2 MATERIALS AND METHODS

The study design is previously described in detail.3, 4, 7 In brief, the initial study consisted of all the children who were resident in the catchment area of Turku University Hospital, Turku, Finland, in 1961–1964, were less than 16 years, and had onset of epilepsy (repeated unprovoked seizures) or had a previous diagnosis of epilepsy with one or more seizures, considered as active epilepsy, in 1961–1964. Children were identified on the basis of several data sources: hospital inpatient and outpatient records; primary healthcare records; private offices patient records; and review of the National Health Service (NHS) records, a register of all patients residing in Finland. Review of the NHS register was of importance from the point of case identification because, according to the rule, all children with epileptic or probable epileptic seizures were to be admitted to hospital care. A total of 245 subjects were identified for a longitudinal, prospective study of outcomes.3 In 1992, age, sex, and domicile matched controls were chosen by the Population Register Centre from the general population of the study area for those 99 still participating subjects, who had uncomplicated epilepsy.7

In 2012, a new nested study, the Turku Adult Childhood-Onset Epilepsy study (TACOE-50) was initiated at 50 years following diagnosis of epilepsy in childhood.4 All subjects with uncomplicated epilepsy and all controls who had returned their completed study questionnaires during the last 10 years and gave written informed consent to participate were recruited. They underwent an extensive two-day investigation program that included clinical neurological examination by a single neurologist, chemical laboratory examinations, EEG recordings, 3T magnetic resonance imaging (MRI), and neuropsychological testing. For chemical laboratory and neuroimaging results, the assessor was single one per each investigation type and blinded to participants whether subjects or controls.

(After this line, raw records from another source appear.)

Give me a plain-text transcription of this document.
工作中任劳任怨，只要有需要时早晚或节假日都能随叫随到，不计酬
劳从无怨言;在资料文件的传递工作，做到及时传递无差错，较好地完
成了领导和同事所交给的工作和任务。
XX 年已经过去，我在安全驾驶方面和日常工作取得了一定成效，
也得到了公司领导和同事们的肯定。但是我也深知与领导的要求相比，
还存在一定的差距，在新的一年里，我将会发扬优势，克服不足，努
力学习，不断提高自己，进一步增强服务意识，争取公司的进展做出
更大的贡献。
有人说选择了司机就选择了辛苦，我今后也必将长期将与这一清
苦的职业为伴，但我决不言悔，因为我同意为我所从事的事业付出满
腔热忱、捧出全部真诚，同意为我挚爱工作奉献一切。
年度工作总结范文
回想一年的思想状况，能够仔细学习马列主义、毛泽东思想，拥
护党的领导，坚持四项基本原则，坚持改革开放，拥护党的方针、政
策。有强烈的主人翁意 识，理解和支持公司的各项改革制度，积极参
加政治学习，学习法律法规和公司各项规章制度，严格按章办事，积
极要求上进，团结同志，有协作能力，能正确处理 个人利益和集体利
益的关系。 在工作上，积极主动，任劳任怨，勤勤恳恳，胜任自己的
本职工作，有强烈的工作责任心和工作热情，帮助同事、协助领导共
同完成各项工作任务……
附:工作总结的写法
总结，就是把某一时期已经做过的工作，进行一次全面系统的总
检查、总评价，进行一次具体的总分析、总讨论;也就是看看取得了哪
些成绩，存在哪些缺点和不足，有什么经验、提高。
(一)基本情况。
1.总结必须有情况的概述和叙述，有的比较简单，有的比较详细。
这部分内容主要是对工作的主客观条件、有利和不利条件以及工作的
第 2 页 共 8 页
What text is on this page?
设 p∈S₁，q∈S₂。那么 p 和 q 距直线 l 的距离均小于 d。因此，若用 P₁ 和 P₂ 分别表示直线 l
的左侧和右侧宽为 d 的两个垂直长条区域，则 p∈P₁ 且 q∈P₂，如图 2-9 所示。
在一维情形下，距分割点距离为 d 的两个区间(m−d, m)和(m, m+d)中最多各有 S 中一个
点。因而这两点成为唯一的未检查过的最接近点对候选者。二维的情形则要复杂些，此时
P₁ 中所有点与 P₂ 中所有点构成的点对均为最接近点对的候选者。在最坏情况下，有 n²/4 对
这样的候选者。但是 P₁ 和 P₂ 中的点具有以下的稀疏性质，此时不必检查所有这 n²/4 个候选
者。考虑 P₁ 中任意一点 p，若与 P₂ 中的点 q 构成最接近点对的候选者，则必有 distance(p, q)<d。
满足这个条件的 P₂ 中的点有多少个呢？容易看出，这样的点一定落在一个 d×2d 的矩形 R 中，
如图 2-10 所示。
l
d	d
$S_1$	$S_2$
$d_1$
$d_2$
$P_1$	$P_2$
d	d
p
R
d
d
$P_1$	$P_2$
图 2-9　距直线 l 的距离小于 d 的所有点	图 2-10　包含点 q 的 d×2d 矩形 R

The main results have been published previously.4-6

Fifty-one subjects and 52 controls consented in writing and participated to the complete investigation program in 2012 (Figure 1). Given reasons for decline were mostly personal or family health problems, job barriers, reluctance to attend too many medical visits and claustrophobia. Among subjects, the nonparticipants did not significantly differ from the participants in terms of seizure variables including age at onset, remission status, or medication status. The proportions of nonparticipants were similar in subjects and controls by sex, sociodemographic factors, academic or vocational education, working status, lifestyle, or chronic disorders.4

Flow chart of the participant enrollment

In 2017, after extended 5-year follow-up, this process was repeated (TACOE-55 study). Of 51 subjects, 41 (80%) participated as did 46 of the 52 controls (88%). Ten (20%) subjects and six (12%) controls declined. None of the subjects or controls died between the years 2012 and 2017 (Figure 1). The main measures for outcomes were findings in structured clinical neurological examination, chronic comorbidity other than epilepsy, and 3T magnetic resonance imaging (MRI). The MRI equipment using a single scanner (Siemens Skyra Fit 3T, Siemens Healthcare) was unchanged from 2012 to 2017, except for an upgrade from Verio to Skyra fit version before 2017 with comparable image quality, and the assessor was blinded to group (COE subjects vs. controls). White matter changes were assessed separately for periventricular and deep white matter regions. For quality control, every fourth month, the physicists checked the homogeneity of the magnetic field and the coil status and the radiologist continuously followed the possible occurrence of external disturbances like motion artifacts. Voxel-based morphometrics were not undertaken.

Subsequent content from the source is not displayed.